The RAM is usually upgradable when it comes to modern desktops, and their modules would be different from those installed on laptops. RAMs present in desktops are commonly known as Dual In-Line Memory Modules or DIMMs, while those present in laptops are known as Small Outline Dual In-Line Memory Modules or SO-DIMMs. Although some laptops now offer upgradable RAMs, it is still essential to double-check as other models would have soldered into the motherboard.

The design of your RAM will often have the most impact on your computer if you are experiencing some sluggishness or frame rate drops while running a specific application. You may also observe a particular limitation when it comes to the number of applications that you can run simultaneously if your RAM is somehow struggling – indicating that an upgrade is necessary if your computer supports the addition or replacement of another module.

The Sweet Spot is 16GB

For most users, especially casual ones that are not utilizing memory-intensive apps or multiple simultaneous programs, an 8GB memory module would often be sufficient as mainstream tasks are not considered demanding. 4GB has been the trend for older laptops and computers, but considering the increased loads of even mainstream applications, an 8GB RAM would probably suit you better.

However, with the prices running in the market for memory modules, a 16GB RAM would probably be an excellent option, considering that you get a significant increase in performance for some instances for just an additional $25 from the price of the 8GB module.

Understanding How to Obtain Higher Speeds

If you have an integrated graphics card, you might see an increase in performance and better frame rates due to the system’s ability to support other processes.

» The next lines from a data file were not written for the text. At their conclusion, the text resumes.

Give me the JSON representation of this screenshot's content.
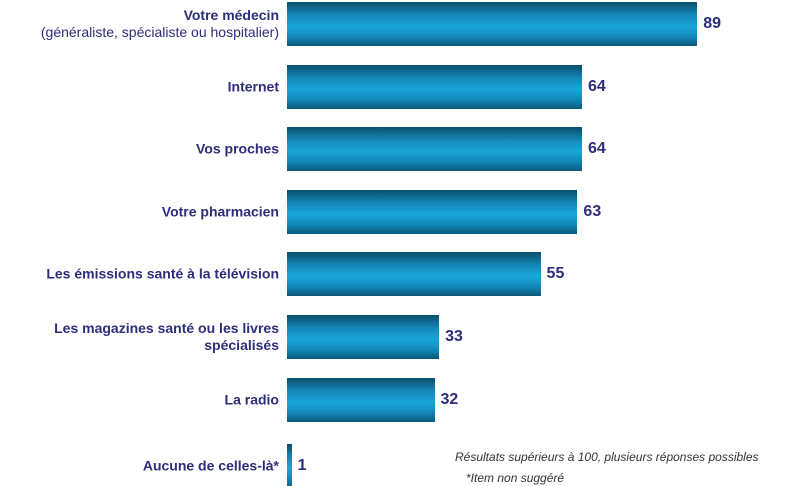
{
  "chart_data": {
    "type": "bar",
    "orientation": "horizontal",
    "categories": [
      "Votre médecin",
      "Internet",
      "Vos proches",
      "Votre pharmacien",
      "Les émissions santé à la télévision",
      "Les magazines santé ou les livres spécialisés",
      "La radio",
      "Aucune de celles-là*"
    ],
    "category_note": "(généraliste, spécialiste ou hospitalier)",
    "values": [
      89,
      64,
      64,
      63,
      55,
      33,
      32,
      1
    ],
    "color": "#1592c4",
    "xlim": [
      0,
      100
    ],
    "annotations": [
      "Résultats supérieurs à 100, plusieurs réponses possibles",
      "*Item non suggéré"
    ]
  }
}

However, do note that this increase in performance will not always be evident in every function you perform. If you want better graphics for your gaming purposes, perhaps a dedicated GPU would do the trick with greater finesse.

You may also want to check your CPU, chipset, and motherboard’s speed specifications as there is only a particular clock speed that your system can support. Opting for a module with higher rates even though your specs could only support lower ones could instead cause a lower fallback speed.

Aesthetics and Heat Spreaders are Sometimes just for Show

For most cases, your memory module does not require heat spreaders unless you are trying to achieve maximum speeds through manual overclocking. Heat spreaders are simply an additional expense, and their job could be performed chiefly by conventional fans that could blow through the case and the module. Aesthetic additions like lights are also just for show and will not affect the performance of your system whatsoever.